This Story Might Save Your Life(31)



Even Benny.

I hadn’t been answering Benny’s calls or texts, and so one day he showed up unannounced. Xander answered the door and told him I was indisposed. That was the actual word he used, as if Benny were a door-to-door salesman and I couldn’t be bothered to chat about solar panels at this time. Benny said he would wait until I wasn’t indisposed.

I was under a blanket on my bed with the curtains drawn. Not sleeping. Not indisposed. But my door was shut, and these things could have been true, and Xander had already laid out the expectation for this visit. I was now to play the role of the woman who could no longer handle spontaneous social calls in any capacity, and leaving my room would make Xander a liar. Fifteen minutes would be enough, I thought, looking at the clock. Then I could pretend I’d just woken, and act surprised to find my best friend sitting on my living room sofa.

But instead of letting Benny wait, Xander insisted he leave.

“It’s been two months, man,” Benny said. “Let me see her.”

“She doesn’t want to see anyone.”

“I know you think you’re helping her, but you’re not. She needs to be with her people.”

“I am her people.”

“And I’m not?”

“I’m trying to be patient,” Xander said, “but you have no idea, no idea, what she’s been through these past few months.”

“I know I have no idea.” Benny sounded distraught.
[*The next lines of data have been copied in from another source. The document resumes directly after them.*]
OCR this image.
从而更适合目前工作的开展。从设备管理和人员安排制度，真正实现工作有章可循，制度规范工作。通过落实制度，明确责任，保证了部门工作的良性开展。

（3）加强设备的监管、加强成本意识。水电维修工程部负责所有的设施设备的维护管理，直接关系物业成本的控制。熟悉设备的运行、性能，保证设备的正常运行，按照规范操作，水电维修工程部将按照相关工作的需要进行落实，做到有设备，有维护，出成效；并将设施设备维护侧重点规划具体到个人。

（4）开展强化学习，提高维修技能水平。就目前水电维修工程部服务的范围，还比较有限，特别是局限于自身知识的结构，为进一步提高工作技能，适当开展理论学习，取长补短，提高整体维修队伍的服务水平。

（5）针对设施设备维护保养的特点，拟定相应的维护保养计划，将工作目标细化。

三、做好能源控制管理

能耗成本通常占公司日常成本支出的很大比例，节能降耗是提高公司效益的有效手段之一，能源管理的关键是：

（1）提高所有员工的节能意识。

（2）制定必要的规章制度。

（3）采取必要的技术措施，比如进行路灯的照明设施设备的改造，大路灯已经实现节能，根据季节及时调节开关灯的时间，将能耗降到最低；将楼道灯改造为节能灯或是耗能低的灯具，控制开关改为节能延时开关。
I pictured him raking a hand through his curls. “You’re shutting me out, man. Let me be there for her.” He paused. “For both of you.”

A wave of emotion rolled through my body, replacing some of the numbness. He was right. We were shutting him out, and it wasn’t healthy by anyone’s standards. The realization was enough to make me throw the blanket off and scoot to the edge of the bed.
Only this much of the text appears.